I used to do that too but they didn't end up helping because I could never find them. So I moved back to using a physical book. The wandb reports was the first time I really had something where I felt like I got more out of it than a physical book. Even my iPad just results in a lot of lost stuff and more time trying to figure out why I can't just zoom in on the notes app. I mean what is an iPad even for if it isn't really good for writing?

But the most important part of the process I talked about is the logging of all the parameters and options. Those are the details you tend to lose and go hunting for. So even if you never write a word you'll see huge benefits from this.

  > re:w&b
Wandb's best feature is that you can email them requesting a feature and they'll implement it or help you implement it. It's literally their business model. I love it. I swear, they have a support agent assigned to me (thanks Art! And if wandb sees this, give the man a raise. Just look at what crazy people he has to deal with)

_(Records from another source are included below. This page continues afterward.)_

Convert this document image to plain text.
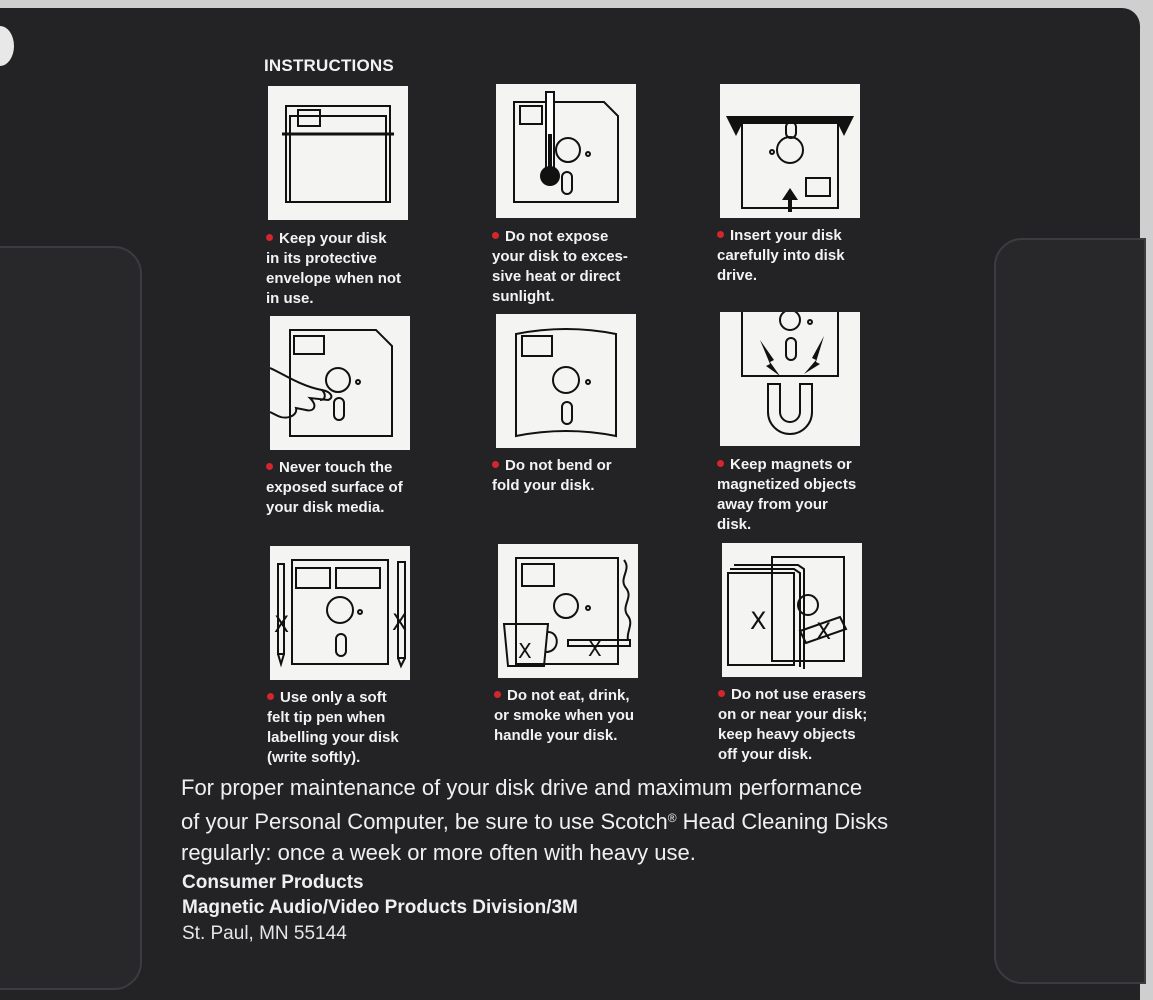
INSTRUCTIONS
Keep your disk
in its protective
envelope when not
in use.
Do not expose
your disk to exces-
sive heat or direct
sunlight.
Insert your disk
carefully into disk
drive.
Never touch the
exposed surface of
your disk media.
Do not bend or
fold your disk.
Keep magnets or
magnetized objects
away from your
disk.
X	X
X	X
X X
Use only a soft
felt tip pen when
labelling your disk
(write softly).
Do not eat, drink,
or smoke when you
handle your disk.
Do not use erasers
on or near your disk;
keep heavy objects
off your disk.
For proper maintenance of your disk drive and maximum performance
of your Personal Computer, be sure to use Scotch® Head Cleaning Disks
regularly: once a week or more often with heavy use.
Consumer Products
Magnetic Audio/Video Products Division/3M
St. Paul, MN 55144
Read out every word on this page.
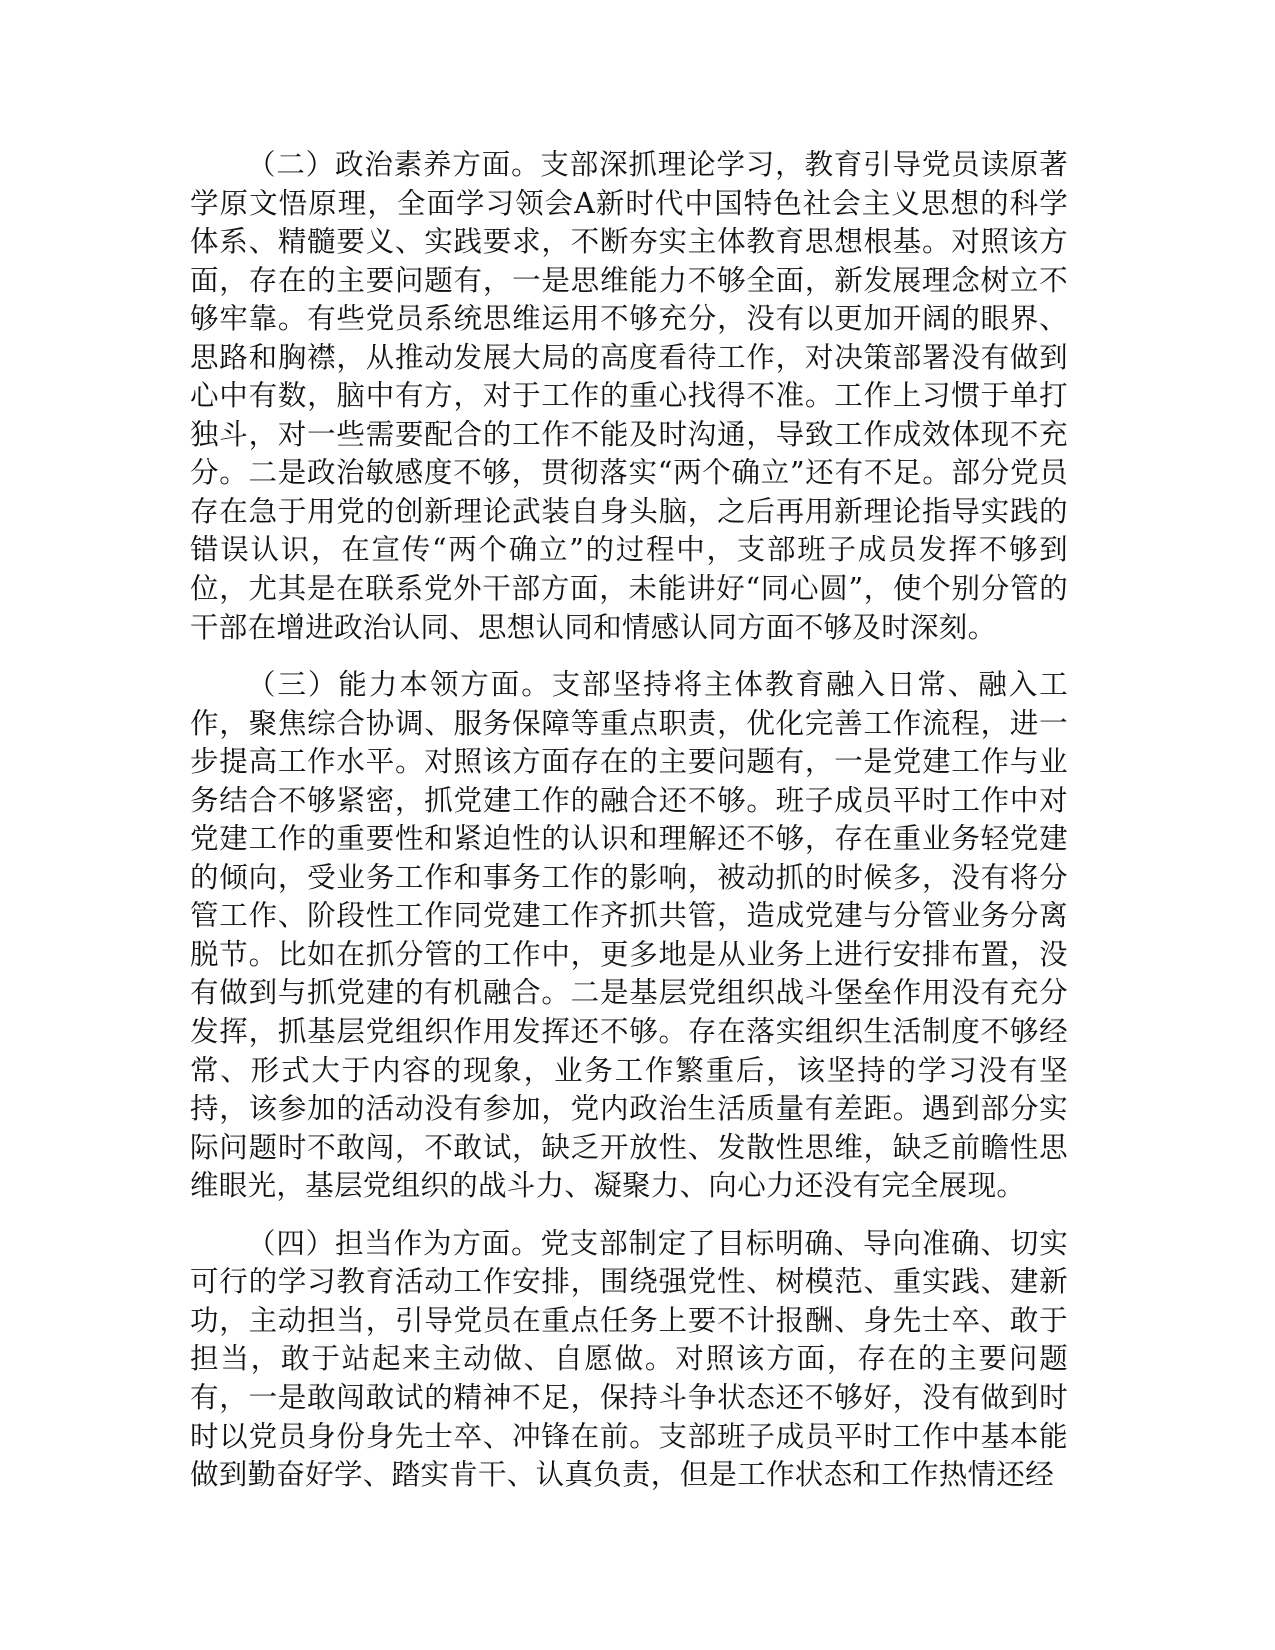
（二）政治素养方面。支部深抓理论学习，教育引导党员读原著学原文悟原理，全面学习领会A新时代中国特色社会主义思想的科学体系、精髓要义、实践要求，不断夯实主体教育思想根基。对照该方面，存在的主要问题有，一是思维能力不够全面，新发展理念树立不够牢靠。有些党员系统思维运用不够充分，没有以更加开阔的眼界、思路和胸襟，从推动发展大局的高度看待工作，对决策部署没有做到心中有数，脑中有方，对于工作的重心找得不准。工作上习惯于单打独斗，对一些需要配合的工作不能及时沟通，导致工作成效体现不充分。二是政治敏感度不够，贯彻落实“两个确立”还有不足。部分党员存在急于用党的创新理论武装自身头脑，之后再用新理论指导实践的错误认识，在宣传“两个确立”的过程中，支部班子成员发挥不够到位，尤其是在联系党外干部方面，未能讲好“同心圆”，使个别分管的干部在增进政治认同、思想认同和情感认同方面不够及时深刻。

（三）能力本领方面。支部坚持将主体教育融入日常、融入工作，聚焦综合协调、服务保障等重点职责，优化完善工作流程，进一步提高工作水平。对照该方面存在的主要问题有，一是党建工作与业务结合不够紧密，抓党建工作的融合还不够。班子成员平时工作中对党建工作的重要性和紧迫性的认识和理解还不够，存在重业务轻党建的倾向，受业务工作和事务工作的影响，被动抓的时候多，没有将分管工作、阶段性工作同党建工作齐抓共管，造成党建与分管业务分离脱节。比如在抓分管的工作中，更多地是从业务上进行安排布置，没有做到与抓党建的有机融合。二是基层党组织战斗堡垒作用没有充分发挥，抓基层党组织作用发挥还不够。存在落实组织生活制度不够经常、形式大于内容的现象，业务工作繁重后，该坚持的学习没有坚持，该参加的活动没有参加，党内政治生活质量有差距。遇到部分实际问题时不敢闯，不敢试，缺乏开放性、发散性思维，缺乏前瞻性思维眼光，基层党组织的战斗力、凝聚力、向心力还没有完全展现。

（四）担当作为方面。党支部制定了目标明确、导向准确、切实可行的学习教育活动工作安排，围绕强党性、树模范、重实践、建新功，主动担当，引导党员在重点任务上要不计报酬、身先士卒、敢于担当，敢于站起来主动做、自愿做。对照该方面，存在的主要问题有，一是敢闯敢试的精神不足，保持斗争状态还不够好，没有做到时时以党员身份身先士卒、冲锋在前。支部班子成员平时工作中基本能做到勤奋好学、踏实肯干、认真负责，但是工作状态和工作热情还经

  >  lol "pretentious perfectionist" I'm glad to finally have some words to describe my design aesthetic
To be clear, I'm actually not. Too chaotic lol. Besides, perfectionism doesn't even exist. It's more a question about personal tastes and where we draw the line for what is good enough. I wish we'd stop saying "don't let perfectionism get in the way of good" because it assumes like there's universal agreement about what good enough is.


Parameters and options, got it. I try to keep all configuration declarative and make building and running as deterministic as possible. Then I can commit whenever I do something interesting, that I can just checkout to revisit.


I think these are the two main headaches with experimenting. No matter what kind of experiment you're doing (computation, physics, chem, bio, whatever)

  - Why the fuck aren't things working
  - Why the fuck are things working
The second is far more frustrating. The goal is to understand and explain why things are the way they are. To find that causal structure, right? So in experimenting, getting things working means you're not even half way done.

So if you are "organized" and flexible, you can quickly test different hypotheses. Is it the seed? The model depth? The activation layers? What?

Without the flexibility it gets too easy to test multiple things simultaneously and lose track. You want to isolate variables as much as possible. Variable interplay throws a wrench into that so you should make multiple modifications at once to optimally search through configuration space but how can you do any actual analysis if you don't record this stuff. And I guarantee you'll have some hunch and be like "wait, I did something earlier that would be affected by that!" and you can go check to see if you should narrow down on that thing or not.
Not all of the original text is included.